On Behalf of | Oct 2, 2023 | Financial Abuse |

Older adults often depend on their close family members, spouses and/or prior planning efforts for practical and financial support as they age. The physical and mental health challenges that often accompany advanced age can leave someone unable to work to financially support themselves or manage their own resources effectively.

Those who have enjoyed a higher standard of living throughout life, in particular, often go to great lengths to draft elder law and estate planning documents to better protect them when they are most vulnerable. Careful estate planning can go a long way toward reducing the likelihood of elder abuse later in life. Unfortunately, as the high-profile probate litigation concerning the estate of (now deceased) Senator Diane Feinstein’s deceased husband shows, even those with significant resources are vulnerable to abuse.

What are the allegations in this unusual case?

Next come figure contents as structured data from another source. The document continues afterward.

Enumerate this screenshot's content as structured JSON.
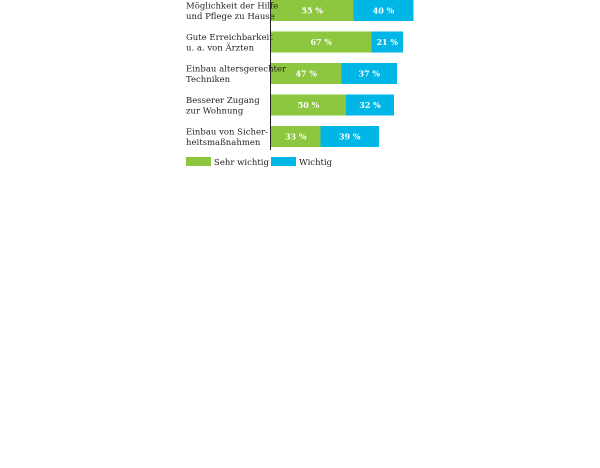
{
  "chart_data": {
    "type": "bar",
    "orientation": "horizontal",
    "stacked": true,
    "categories": [
      [
        "Möglichkeit der Hilfe",
        "und Pflege zu Hause"
      ],
      [
        "Gute Erreichbarkeit",
        "u. a. von Ärzten"
      ],
      [
        "Einbau altersgerechter",
        "Techniken"
      ],
      [
        "Besserer Zugang",
        "zur Wohnung"
      ],
      [
        "Einbau von Sicher-",
        "heitsmaßnahmen"
      ]
    ],
    "series": [
      {
        "name": "Sehr wichtig",
        "color": "#8dc63f",
        "values": [
          55,
          67,
          47,
          50,
          33
        ],
        "labels": [
          "55 %",
          "67 %",
          "47 %",
          "50 %",
          "33 %"
        ]
      },
      {
        "name": "Wichtig",
        "color": "#00b6e6",
        "values": [
          40,
          21,
          37,
          32,
          39
        ],
        "labels": [
          "40 %",
          "21 %",
          "37 %",
          "32 %",
          "39 %"
        ]
      }
    ],
    "legend_position": "bottom-left",
    "grid": false
  }
}
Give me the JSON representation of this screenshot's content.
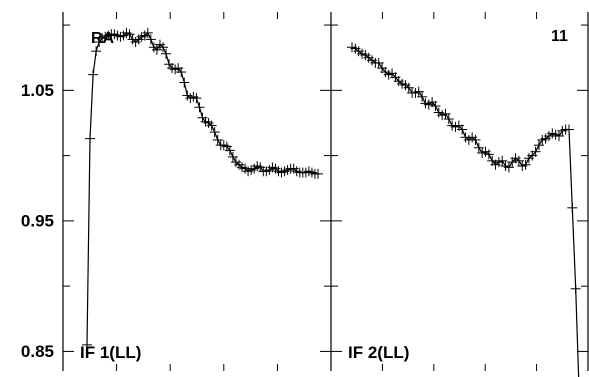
{
  "chart_data": {
    "type": "line",
    "ylim": [
      0.835,
      1.11
    ],
    "y_ticks": [
      0.85,
      0.95,
      1.05
    ],
    "y_tick_labels": [
      "0.85",
      "0.95",
      "1.05"
    ],
    "top_left_text": "RA",
    "top_right_text": "11",
    "grid": false,
    "panels": [
      {
        "label": "IF 1(LL)",
        "series": [
          {
            "values": [
              0.855,
              1.013,
              1.062,
              1.08,
              1.087,
              1.09,
              1.091,
              1.092,
              1.093,
              1.093,
              1.092,
              1.091,
              1.092,
              1.094,
              1.093,
              1.089,
              1.087,
              1.089,
              1.091,
              1.092,
              1.094,
              1.089,
              1.083,
              1.081,
              1.085,
              1.083,
              1.078,
              1.07,
              1.067,
              1.066,
              1.067,
              1.064,
              1.056,
              1.046,
              1.044,
              1.045,
              1.044,
              1.037,
              1.029,
              1.026,
              1.025,
              1.023,
              1.018,
              1.012,
              1.008,
              1.008,
              1.007,
              1.004,
              0.999,
              0.995,
              0.993,
              0.991,
              0.99,
              0.988,
              0.989,
              0.99,
              0.992,
              0.991,
              0.988,
              0.988,
              0.989,
              0.991,
              0.99,
              0.988,
              0.987,
              0.988,
              0.989,
              0.99,
              0.99,
              0.988,
              0.987,
              0.987,
              0.987,
              0.988,
              0.987,
              0.986,
              0.986
            ]
          }
        ]
      },
      {
        "label": "IF 2(LL)",
        "series": [
          {
            "values": [
              1.083,
              1.082,
              1.08,
              1.078,
              1.077,
              1.075,
              1.073,
              1.071,
              1.071,
              1.067,
              1.064,
              1.062,
              1.063,
              1.06,
              1.057,
              1.055,
              1.054,
              1.052,
              1.048,
              1.048,
              1.049,
              1.045,
              1.04,
              1.039,
              1.041,
              1.038,
              1.033,
              1.031,
              1.032,
              1.028,
              1.023,
              1.022,
              1.023,
              1.02,
              1.014,
              1.012,
              1.014,
              1.012,
              1.006,
              1.002,
              1.003,
              1.001,
              0.996,
              0.993,
              0.995,
              0.996,
              0.992,
              0.991,
              0.995,
              0.998,
              0.996,
              0.992,
              0.993,
              0.998,
              1.0,
              1.003,
              1.008,
              1.012,
              1.013,
              1.015,
              1.017,
              1.016,
              1.015,
              1.019,
              1.02,
              1.02,
              0.96,
              0.898,
              0.822
            ]
          }
        ]
      }
    ]
  }
}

There were careful estate plans already on record to protect the Senator and carefully distribute the resources of her spouse. Her now-deceased spouse created a trust and included many very specific, protective provisions to ensure that the senator would have the resources she required for comfort and stability in her golden years.

Unfortunately, the lawsuit recently brought in probate court alleges that the trustees who should abide by the instructions provided by the testator have instead deviated from those written instructions in a very significant manner that may constitute elder abuse. The allegations include claims that the estate failed to make necessary contributions to the marital trust that would support the Senator. Instead, those funds that the testator allocated for the support of his wife went to his daughters from a prior marriage.

There are also allegations that the trust has conducted inappropriate transfers of marital assets owned by both the Senator and her deceased spouse. There are even allegations that trustees have released the children of the deceased from their financial obligations to the trust, which could constitute a breach of their fiduciary duty to the beneficiaries of the trust. These moves are despite the $22 million each of those children would directly inherit after the passing of their father.

It remains to be seen how the courts will resolve the matter, but possible solutions could include the removal of the trustees who have mismanaged resources and even a requirement for them or the children who received property that they should not have to repay the trust.

Financial abuse does not always receive as much attention as more obvious types of abuse, like physical abuse, but it can still cause great harm to someone in their golden years. Fighting back against financial elder abuse is often a lengthy process but can both reimburse the person harmed by the abuse and create consequences for those engaging in elder abuse.